Data Engineer @ Infosys Limited, Pune, India August 2021 – October 2022
Designed and developed ETL pipelines using Azure Data Factory to extract data from SAP-ERP and CRM sources. Transformed the data with PySpark and Azure Databricks, applying complex business logic before loading it into Azure Data Warehouse. Integrated the processed data into Power BI for Business Intelligence (BI) reporting. Streamlined data pipelines, reducing ETL completion time from 17 hours to 5 hours, making the process over 3x faster. Collaborated within an Agile Team, consistently delivering sprint targets.
Software Developer @ Kamusi Project, USA (Remote) August 2020 – July 2021
Developed scripts in Python and Cypher for cleaning and importing data from various universities into a Neo4j Graph Database, managing a database of over 7,000 interconnected languages for translation. Redesigned database schema and optimized search queries to execute under 15ms, achieving over 65 times faster performance. Ensured smooth operation of Linux servers and automated system snapshot backups and recovery using Bash Scripts. Transitioned the development environment from Vagrant to Docker Containers.

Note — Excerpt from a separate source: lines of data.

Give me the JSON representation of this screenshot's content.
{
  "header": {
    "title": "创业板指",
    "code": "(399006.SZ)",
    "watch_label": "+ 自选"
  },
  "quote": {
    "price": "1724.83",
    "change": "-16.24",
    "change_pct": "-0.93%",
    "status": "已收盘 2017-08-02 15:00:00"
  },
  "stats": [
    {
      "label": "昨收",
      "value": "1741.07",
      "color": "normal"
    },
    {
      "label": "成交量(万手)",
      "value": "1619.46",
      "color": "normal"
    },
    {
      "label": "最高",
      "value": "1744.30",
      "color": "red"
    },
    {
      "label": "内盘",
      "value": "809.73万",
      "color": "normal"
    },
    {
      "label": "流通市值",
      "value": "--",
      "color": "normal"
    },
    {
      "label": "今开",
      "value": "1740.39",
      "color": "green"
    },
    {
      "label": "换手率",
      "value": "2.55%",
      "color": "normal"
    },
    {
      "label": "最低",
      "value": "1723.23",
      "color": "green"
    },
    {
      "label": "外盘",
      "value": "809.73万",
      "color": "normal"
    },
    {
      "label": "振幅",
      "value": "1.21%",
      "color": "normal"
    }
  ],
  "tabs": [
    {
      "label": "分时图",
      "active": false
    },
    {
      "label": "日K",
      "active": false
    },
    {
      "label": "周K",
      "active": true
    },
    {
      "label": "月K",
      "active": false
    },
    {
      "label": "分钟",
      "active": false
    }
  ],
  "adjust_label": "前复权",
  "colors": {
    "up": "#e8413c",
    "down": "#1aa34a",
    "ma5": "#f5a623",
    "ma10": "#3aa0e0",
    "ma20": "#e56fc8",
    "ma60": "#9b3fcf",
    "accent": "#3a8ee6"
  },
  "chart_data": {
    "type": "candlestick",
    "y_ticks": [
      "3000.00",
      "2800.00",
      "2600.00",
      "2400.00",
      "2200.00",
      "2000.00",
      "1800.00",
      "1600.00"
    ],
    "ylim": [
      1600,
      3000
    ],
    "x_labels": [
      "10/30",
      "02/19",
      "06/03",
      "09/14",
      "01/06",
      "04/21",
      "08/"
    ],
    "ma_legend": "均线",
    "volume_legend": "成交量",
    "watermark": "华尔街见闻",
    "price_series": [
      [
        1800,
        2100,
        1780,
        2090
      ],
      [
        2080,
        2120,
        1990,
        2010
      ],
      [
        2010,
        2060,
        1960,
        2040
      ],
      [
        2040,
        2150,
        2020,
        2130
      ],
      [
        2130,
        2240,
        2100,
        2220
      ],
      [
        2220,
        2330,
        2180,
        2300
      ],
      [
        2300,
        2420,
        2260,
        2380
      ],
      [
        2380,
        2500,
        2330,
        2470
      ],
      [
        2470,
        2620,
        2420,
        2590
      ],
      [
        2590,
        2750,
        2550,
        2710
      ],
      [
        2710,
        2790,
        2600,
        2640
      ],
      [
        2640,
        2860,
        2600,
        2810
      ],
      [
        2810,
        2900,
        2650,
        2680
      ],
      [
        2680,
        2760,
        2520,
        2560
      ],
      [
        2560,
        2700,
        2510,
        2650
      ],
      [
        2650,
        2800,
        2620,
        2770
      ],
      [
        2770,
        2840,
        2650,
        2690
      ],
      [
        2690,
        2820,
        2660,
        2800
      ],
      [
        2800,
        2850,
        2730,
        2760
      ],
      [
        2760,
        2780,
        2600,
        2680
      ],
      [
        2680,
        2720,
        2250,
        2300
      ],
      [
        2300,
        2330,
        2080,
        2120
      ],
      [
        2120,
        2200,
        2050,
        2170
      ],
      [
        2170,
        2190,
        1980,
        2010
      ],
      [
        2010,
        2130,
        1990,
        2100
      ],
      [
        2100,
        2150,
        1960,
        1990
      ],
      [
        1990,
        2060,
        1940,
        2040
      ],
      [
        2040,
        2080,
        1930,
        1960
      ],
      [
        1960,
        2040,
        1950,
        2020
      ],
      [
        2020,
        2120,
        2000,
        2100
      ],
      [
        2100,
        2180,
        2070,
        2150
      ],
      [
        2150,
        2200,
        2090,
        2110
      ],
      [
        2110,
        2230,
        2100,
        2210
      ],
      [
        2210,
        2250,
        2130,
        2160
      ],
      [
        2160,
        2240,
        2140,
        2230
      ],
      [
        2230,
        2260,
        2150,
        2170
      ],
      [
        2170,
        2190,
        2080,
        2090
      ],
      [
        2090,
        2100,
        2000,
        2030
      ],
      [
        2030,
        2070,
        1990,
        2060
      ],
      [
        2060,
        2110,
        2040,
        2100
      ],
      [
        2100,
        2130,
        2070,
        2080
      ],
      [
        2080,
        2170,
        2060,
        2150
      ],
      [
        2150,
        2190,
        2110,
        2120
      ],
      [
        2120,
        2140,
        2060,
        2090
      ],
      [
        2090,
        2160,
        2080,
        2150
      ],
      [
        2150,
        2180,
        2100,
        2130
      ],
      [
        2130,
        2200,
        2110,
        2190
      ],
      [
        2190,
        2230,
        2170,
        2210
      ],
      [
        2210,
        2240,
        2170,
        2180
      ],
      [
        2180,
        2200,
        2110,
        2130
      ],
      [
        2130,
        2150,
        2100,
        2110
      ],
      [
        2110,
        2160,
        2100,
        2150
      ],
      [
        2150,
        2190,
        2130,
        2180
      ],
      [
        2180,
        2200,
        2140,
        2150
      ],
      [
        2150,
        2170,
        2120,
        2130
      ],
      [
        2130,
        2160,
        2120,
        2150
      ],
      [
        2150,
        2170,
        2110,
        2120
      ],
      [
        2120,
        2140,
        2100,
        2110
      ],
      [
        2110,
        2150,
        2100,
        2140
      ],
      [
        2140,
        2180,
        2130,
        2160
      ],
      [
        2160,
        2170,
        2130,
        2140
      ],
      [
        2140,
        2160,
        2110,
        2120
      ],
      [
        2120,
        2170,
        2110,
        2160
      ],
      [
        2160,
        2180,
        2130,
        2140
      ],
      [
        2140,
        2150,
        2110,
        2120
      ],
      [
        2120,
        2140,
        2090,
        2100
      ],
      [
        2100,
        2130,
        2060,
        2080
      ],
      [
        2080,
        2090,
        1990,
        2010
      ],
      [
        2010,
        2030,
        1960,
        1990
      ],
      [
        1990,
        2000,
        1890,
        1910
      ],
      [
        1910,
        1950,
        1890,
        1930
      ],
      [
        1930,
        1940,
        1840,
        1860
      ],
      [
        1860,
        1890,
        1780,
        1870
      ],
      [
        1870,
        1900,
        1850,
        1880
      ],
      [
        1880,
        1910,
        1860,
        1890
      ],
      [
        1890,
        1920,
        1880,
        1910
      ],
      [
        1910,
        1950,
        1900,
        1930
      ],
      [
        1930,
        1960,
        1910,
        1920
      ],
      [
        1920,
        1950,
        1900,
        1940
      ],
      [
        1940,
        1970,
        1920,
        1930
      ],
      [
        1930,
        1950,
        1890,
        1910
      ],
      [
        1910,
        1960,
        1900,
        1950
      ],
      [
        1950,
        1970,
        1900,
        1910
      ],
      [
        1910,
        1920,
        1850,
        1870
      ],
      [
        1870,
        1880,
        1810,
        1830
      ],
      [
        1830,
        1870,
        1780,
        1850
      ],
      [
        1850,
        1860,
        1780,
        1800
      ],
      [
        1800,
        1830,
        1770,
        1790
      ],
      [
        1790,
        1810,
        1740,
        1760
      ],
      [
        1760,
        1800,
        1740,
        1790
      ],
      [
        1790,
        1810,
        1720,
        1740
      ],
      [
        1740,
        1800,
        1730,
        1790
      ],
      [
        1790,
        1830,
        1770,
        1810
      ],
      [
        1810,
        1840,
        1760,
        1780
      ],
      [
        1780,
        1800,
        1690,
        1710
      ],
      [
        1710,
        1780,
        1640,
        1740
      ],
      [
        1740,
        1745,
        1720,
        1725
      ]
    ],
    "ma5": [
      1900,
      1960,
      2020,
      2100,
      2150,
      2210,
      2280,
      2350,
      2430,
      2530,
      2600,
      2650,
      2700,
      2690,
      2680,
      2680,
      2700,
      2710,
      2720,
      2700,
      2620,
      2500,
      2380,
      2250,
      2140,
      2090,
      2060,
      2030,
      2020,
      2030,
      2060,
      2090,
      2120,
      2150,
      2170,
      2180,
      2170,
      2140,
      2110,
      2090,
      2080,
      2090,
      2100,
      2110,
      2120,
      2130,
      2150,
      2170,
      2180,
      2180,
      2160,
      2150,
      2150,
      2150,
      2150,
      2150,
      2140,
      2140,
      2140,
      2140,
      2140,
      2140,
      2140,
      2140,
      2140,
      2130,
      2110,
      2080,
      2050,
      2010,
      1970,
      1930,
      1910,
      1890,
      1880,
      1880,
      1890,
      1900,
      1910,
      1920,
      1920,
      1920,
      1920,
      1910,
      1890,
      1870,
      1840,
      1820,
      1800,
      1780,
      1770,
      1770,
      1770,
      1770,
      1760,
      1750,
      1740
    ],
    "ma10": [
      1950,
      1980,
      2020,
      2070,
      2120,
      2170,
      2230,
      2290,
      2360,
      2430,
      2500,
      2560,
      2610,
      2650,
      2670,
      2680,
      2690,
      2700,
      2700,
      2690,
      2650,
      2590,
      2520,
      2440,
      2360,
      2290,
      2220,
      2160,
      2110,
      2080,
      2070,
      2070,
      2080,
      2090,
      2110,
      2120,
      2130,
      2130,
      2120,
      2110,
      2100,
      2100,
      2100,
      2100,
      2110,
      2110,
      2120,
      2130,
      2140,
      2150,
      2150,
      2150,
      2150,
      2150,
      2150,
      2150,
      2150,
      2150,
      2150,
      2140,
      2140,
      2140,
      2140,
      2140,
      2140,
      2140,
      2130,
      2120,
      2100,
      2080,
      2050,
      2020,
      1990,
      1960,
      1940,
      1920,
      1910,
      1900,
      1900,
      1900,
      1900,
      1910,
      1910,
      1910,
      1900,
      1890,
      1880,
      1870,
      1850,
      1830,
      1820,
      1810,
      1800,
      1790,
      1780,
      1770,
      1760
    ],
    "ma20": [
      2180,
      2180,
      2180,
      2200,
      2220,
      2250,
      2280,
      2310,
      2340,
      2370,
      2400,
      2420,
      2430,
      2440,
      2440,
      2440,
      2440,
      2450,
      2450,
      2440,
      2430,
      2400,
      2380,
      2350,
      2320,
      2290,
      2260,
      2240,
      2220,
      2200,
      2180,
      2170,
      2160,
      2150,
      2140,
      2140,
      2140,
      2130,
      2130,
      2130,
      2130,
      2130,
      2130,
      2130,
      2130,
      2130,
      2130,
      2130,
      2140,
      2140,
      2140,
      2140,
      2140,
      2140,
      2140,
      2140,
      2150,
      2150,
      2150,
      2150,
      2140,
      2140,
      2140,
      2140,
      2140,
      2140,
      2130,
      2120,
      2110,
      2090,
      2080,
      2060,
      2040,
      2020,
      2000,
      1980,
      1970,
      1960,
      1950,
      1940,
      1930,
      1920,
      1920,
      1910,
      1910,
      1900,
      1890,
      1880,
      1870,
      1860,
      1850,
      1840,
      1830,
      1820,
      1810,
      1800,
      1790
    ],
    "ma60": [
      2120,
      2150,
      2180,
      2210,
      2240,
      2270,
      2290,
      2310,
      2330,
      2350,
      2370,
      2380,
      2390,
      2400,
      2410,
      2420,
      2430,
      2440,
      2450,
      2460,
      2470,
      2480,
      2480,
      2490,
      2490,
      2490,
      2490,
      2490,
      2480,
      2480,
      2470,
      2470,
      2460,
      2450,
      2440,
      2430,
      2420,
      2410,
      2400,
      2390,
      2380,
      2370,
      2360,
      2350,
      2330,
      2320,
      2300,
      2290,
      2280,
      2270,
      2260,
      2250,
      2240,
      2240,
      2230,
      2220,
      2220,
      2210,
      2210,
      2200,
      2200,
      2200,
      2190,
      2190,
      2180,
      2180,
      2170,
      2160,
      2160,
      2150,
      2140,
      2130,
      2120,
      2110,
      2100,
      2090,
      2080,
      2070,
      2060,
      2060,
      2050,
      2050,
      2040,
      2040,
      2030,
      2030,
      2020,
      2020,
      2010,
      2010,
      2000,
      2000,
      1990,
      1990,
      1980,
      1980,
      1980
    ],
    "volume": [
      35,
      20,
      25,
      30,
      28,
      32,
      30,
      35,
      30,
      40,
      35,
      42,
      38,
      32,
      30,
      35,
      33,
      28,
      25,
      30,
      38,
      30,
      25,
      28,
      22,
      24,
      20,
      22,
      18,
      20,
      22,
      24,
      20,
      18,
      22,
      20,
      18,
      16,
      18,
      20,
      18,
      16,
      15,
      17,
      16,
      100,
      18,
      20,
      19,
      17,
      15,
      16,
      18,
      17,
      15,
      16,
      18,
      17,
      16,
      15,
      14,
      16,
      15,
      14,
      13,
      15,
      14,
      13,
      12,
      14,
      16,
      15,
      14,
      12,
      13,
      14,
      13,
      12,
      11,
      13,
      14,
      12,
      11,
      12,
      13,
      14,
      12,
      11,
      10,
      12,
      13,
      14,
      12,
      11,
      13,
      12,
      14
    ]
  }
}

Deep Learning Research Intern @ AjnaLens, Mumbai, India June 2020 – July 2020
Integrated TensorFlow models into Android apps using TensorFlow Lite for prototyping and benchmarking various deep learning image recognition models. Researched methods to enhance inference performance of machine learning models on embedded devices through Java and C++ optimizations, significantly reducing memory usage.

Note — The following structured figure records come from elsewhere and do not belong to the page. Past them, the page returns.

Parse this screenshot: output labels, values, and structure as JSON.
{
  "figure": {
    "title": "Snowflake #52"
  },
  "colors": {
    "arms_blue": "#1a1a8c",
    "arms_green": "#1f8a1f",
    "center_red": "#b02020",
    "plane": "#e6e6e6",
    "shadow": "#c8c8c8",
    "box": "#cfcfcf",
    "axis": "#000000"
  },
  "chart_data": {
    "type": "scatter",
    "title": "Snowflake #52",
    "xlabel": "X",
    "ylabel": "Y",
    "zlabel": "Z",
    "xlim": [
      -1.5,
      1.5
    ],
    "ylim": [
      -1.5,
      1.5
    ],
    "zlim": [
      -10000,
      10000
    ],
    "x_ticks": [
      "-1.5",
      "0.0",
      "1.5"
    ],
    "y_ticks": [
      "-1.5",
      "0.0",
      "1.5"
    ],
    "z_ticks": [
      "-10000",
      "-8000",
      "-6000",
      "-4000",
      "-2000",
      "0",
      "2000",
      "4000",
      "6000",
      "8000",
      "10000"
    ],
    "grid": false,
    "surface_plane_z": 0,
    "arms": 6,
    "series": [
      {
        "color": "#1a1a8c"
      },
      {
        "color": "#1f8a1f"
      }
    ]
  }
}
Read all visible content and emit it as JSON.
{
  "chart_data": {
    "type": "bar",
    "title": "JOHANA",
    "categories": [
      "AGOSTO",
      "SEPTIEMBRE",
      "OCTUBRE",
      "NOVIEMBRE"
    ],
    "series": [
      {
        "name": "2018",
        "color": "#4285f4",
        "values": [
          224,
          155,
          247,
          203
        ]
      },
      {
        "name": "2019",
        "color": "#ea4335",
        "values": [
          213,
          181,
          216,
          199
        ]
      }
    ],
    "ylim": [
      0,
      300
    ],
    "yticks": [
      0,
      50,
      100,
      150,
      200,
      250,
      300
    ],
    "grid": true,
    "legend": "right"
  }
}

SecureRAG: Self Hosted AI Agent for Secure Document Querying | LangChain, Python July 2024 - Ongoing
I developed a completely self-hosted LLM system using the Llama 3.1 8B model for querying a knowledge base of sensitive documents, utilizing Retrieval Augmented Generation (RAG). The system operates efficiently on a single GPU, offering accuracy comparable to OpenAI’s GPT-3.5 Turbo. This project enables companies, development teams, and research groups to securely interact with confidential documents without relying on third-party cloud services, while building a scalable and customizable solution for long-term use.

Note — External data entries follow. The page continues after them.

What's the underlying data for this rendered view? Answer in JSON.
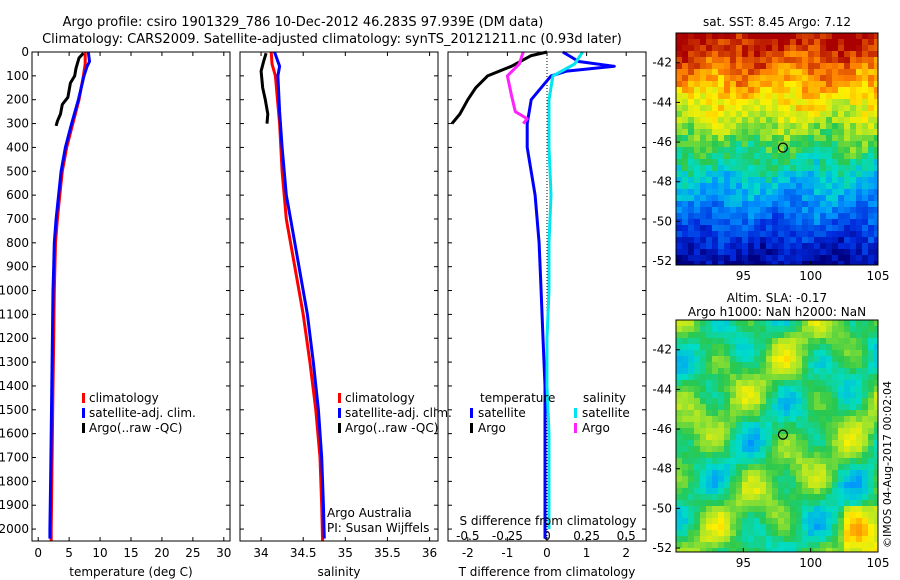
{
  "header": {
    "line1": "Argo profile: csiro 1901329_786 10-Dec-2012 46.283S 97.939E (DM data)",
    "line2": "Climatology: CARS2009. Satellite-adjusted climatology: synTS_20121211.nc (0.93d later)"
  },
  "colors": {
    "climatology": "#ff0000",
    "satellite": "#0000ff",
    "argo": "#000000",
    "salinity_satellite": "#00e5ee",
    "salinity_argo": "#ff22ff"
  },
  "chart_data": [
    {
      "type": "line",
      "id": "temperature",
      "xlabel": "temperature (deg C)",
      "xlim": [
        -1,
        31
      ],
      "xticks": [
        0,
        5,
        10,
        15,
        20,
        25,
        30
      ],
      "ylim": [
        2050,
        0
      ],
      "yticks": [
        0,
        100,
        200,
        300,
        400,
        500,
        600,
        700,
        800,
        900,
        1000,
        1100,
        1200,
        1300,
        1400,
        1500,
        1600,
        1700,
        1800,
        1900,
        2000
      ],
      "legend": [
        "climatology",
        "satellite-adj. clim.",
        "Argo(..raw -QC)"
      ],
      "series": [
        {
          "name": "climatology",
          "color": "#ff0000",
          "points": [
            [
              7.6,
              0
            ],
            [
              7.6,
              50
            ],
            [
              7.3,
              100
            ],
            [
              6.6,
              200
            ],
            [
              5.6,
              300
            ],
            [
              4.6,
              400
            ],
            [
              3.9,
              500
            ],
            [
              3.5,
              600
            ],
            [
              3.1,
              700
            ],
            [
              2.8,
              800
            ],
            [
              2.7,
              900
            ],
            [
              2.6,
              1000
            ],
            [
              2.5,
              1200
            ],
            [
              2.4,
              1400
            ],
            [
              2.3,
              1600
            ],
            [
              2.2,
              1800
            ],
            [
              2.1,
              2000
            ],
            [
              2.1,
              2050
            ]
          ]
        },
        {
          "name": "satellite-adj. clim.",
          "color": "#0000ff",
          "points": [
            [
              8.1,
              0
            ],
            [
              8.3,
              40
            ],
            [
              7.9,
              60
            ],
            [
              7.4,
              100
            ],
            [
              6.5,
              200
            ],
            [
              5.4,
              300
            ],
            [
              4.4,
              400
            ],
            [
              3.7,
              500
            ],
            [
              3.3,
              600
            ],
            [
              2.9,
              700
            ],
            [
              2.6,
              800
            ],
            [
              2.5,
              900
            ],
            [
              2.4,
              1000
            ],
            [
              2.3,
              1200
            ],
            [
              2.2,
              1400
            ],
            [
              2.1,
              1600
            ],
            [
              2.0,
              1800
            ],
            [
              1.9,
              2000
            ],
            [
              1.9,
              2040
            ]
          ]
        },
        {
          "name": "Argo(..raw -QC)",
          "color": "#000000",
          "points": [
            [
              7.3,
              5
            ],
            [
              6.6,
              25
            ],
            [
              6.1,
              70
            ],
            [
              5.9,
              100
            ],
            [
              5.2,
              130
            ],
            [
              4.8,
              190
            ],
            [
              3.9,
              220
            ],
            [
              3.6,
              260
            ],
            [
              3.1,
              290
            ],
            [
              2.9,
              310
            ]
          ]
        }
      ]
    },
    {
      "type": "line",
      "id": "salinity",
      "xlabel": "salinity",
      "xlim": [
        33.75,
        36.1
      ],
      "xticks": [
        34,
        34.5,
        35,
        35.5,
        36
      ],
      "xticklabels": [
        "34",
        "34.5",
        "35",
        "35.5",
        "36"
      ],
      "ylim": [
        2050,
        0
      ],
      "legend": [
        "climatology",
        "satellite-adj. clim.",
        "Argo(..raw -QC)"
      ],
      "annotation": [
        "Argo Australia",
        "PI: Susan Wijffels"
      ],
      "series": [
        {
          "name": "climatology",
          "color": "#ff0000",
          "points": [
            [
              34.12,
              0
            ],
            [
              34.13,
              50
            ],
            [
              34.17,
              100
            ],
            [
              34.22,
              300
            ],
            [
              34.25,
              500
            ],
            [
              34.3,
              700
            ],
            [
              34.4,
              900
            ],
            [
              34.5,
              1100
            ],
            [
              34.58,
              1300
            ],
            [
              34.65,
              1500
            ],
            [
              34.7,
              1700
            ],
            [
              34.72,
              1900
            ],
            [
              34.73,
              2050
            ]
          ]
        },
        {
          "name": "satellite-adj. clim.",
          "color": "#0000ff",
          "points": [
            [
              34.16,
              0
            ],
            [
              34.22,
              60
            ],
            [
              34.2,
              100
            ],
            [
              34.22,
              250
            ],
            [
              34.25,
              400
            ],
            [
              34.3,
              600
            ],
            [
              34.35,
              700
            ],
            [
              34.45,
              900
            ],
            [
              34.55,
              1100
            ],
            [
              34.62,
              1300
            ],
            [
              34.68,
              1500
            ],
            [
              34.72,
              1700
            ],
            [
              34.74,
              1900
            ],
            [
              34.75,
              2040
            ]
          ]
        },
        {
          "name": "Argo(..raw -QC)",
          "color": "#000000",
          "points": [
            [
              34.06,
              5
            ],
            [
              34.03,
              40
            ],
            [
              34.0,
              80
            ],
            [
              34.02,
              150
            ],
            [
              34.05,
              200
            ],
            [
              34.08,
              260
            ],
            [
              34.07,
              300
            ]
          ]
        }
      ]
    },
    {
      "type": "line",
      "id": "difference",
      "xlabel": "T difference from climatology",
      "xlabel_top": "S difference from climatology",
      "xlim": [
        -2.5,
        2.5
      ],
      "xticks": [
        -2,
        -1,
        0,
        1,
        2
      ],
      "sticks": [
        "-0.5",
        "-0.25",
        "0",
        "0.25",
        "0.5"
      ],
      "ylim": [
        2050,
        0
      ],
      "legend_titles": [
        "temperature",
        "salinity"
      ],
      "legend": [
        "satellite",
        "Argo",
        "satellite",
        "Argo"
      ],
      "series": [
        {
          "name": "temperature satellite",
          "color": "#0000ff",
          "points": [
            [
              0.4,
              0
            ],
            [
              0.8,
              40
            ],
            [
              1.7,
              60
            ],
            [
              0.5,
              80
            ],
            [
              0.1,
              100
            ],
            [
              -0.4,
              200
            ],
            [
              -0.5,
              300
            ],
            [
              -0.5,
              400
            ],
            [
              -0.3,
              600
            ],
            [
              -0.2,
              800
            ],
            [
              -0.15,
              1000
            ],
            [
              -0.1,
              1200
            ],
            [
              -0.05,
              1400
            ],
            [
              -0.05,
              1600
            ],
            [
              -0.05,
              1800
            ],
            [
              -0.05,
              2000
            ],
            [
              -0.05,
              2040
            ]
          ]
        },
        {
          "name": "temperature Argo",
          "color": "#000000",
          "points": [
            [
              0.0,
              0
            ],
            [
              -0.4,
              15
            ],
            [
              -0.9,
              60
            ],
            [
              -1.5,
              100
            ],
            [
              -1.8,
              150
            ],
            [
              -2.0,
              200
            ],
            [
              -2.2,
              260
            ],
            [
              -2.4,
              300
            ]
          ]
        },
        {
          "name": "salinity satellite",
          "color": "#00e5ee",
          "points": [
            [
              0.9,
              0
            ],
            [
              0.7,
              50
            ],
            [
              0.15,
              100
            ],
            [
              0.05,
              200
            ],
            [
              0.05,
              400
            ],
            [
              0.1,
              600
            ],
            [
              0.05,
              800
            ],
            [
              0.05,
              1000
            ],
            [
              0.0,
              1200
            ],
            [
              0.0,
              1400
            ],
            [
              0.05,
              1600
            ],
            [
              0.05,
              1800
            ],
            [
              0.05,
              2000
            ]
          ]
        },
        {
          "name": "salinity Argo",
          "color": "#ff22ff",
          "points": [
            [
              -0.6,
              0
            ],
            [
              -0.7,
              50
            ],
            [
              -1.0,
              100
            ],
            [
              -0.9,
              180
            ],
            [
              -0.8,
              250
            ],
            [
              -0.5,
              280
            ],
            [
              -0.6,
              300
            ]
          ]
        }
      ]
    },
    {
      "type": "heatmap",
      "id": "sst-map",
      "title": "sat. SST: 8.45 Argo: 7.12",
      "xlim": [
        90,
        105
      ],
      "ylim": [
        -52.2,
        -40.5
      ],
      "xticks": [
        95,
        100,
        105
      ],
      "yticks": [
        -42,
        -44,
        -46,
        -48,
        -50,
        -52
      ],
      "marker": [
        97.94,
        -46.28
      ]
    },
    {
      "type": "heatmap",
      "id": "sla-map",
      "title": "Altim. SLA: -0.17",
      "subtitle": "Argo h1000: NaN h2000: NaN",
      "xlim": [
        90,
        105
      ],
      "ylim": [
        -52.2,
        -40.5
      ],
      "xticks": [
        95,
        100,
        105
      ],
      "yticks": [
        -42,
        -44,
        -46,
        -48,
        -50,
        -52
      ],
      "marker": [
        97.94,
        -46.28
      ]
    }
  ],
  "watermark": "©IMOS 04-Aug-2017 00:02:04"
}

AWS-Powered Data Pipeline: Analyzing the Steam Dataset | Python, Pandas, AWS Service July 2024 - Ongoing
I developed a complete ETL pipeline using AWS Glue to process a large Steam dataset, extracting key metrics and correlations. I utilized AWS S3 for securely storing large dataset files and DynamoDB to manage structured data, ensuring scalable and efficient data handling. I implemented AWS Lambda functions to query data from DynamoDB, returning dynamic data visualizations via API Gateway. This project helped me orchestrate various AWS services, creating an end-to-end cloud solution while uncovering insights into user buying habits through interactive visualizations with Plotly Express.Grand Finalist in Smart India Hackathon | Python, NumPy, Pandas, Tensorflow, Tensorflow JS June 2020
I developed a Chrome extension using TensorFlow.js to measure student engagement in online lectures as a Grand Finalist in the Smart India Hackathon. The extension adhered to strict user privacy protocols, ensuring webcam data never left the user’s system. I optimized the machine learning model for real-time inference at 60 frames per second, achieving smooth performance even on older hardware without significant system impact.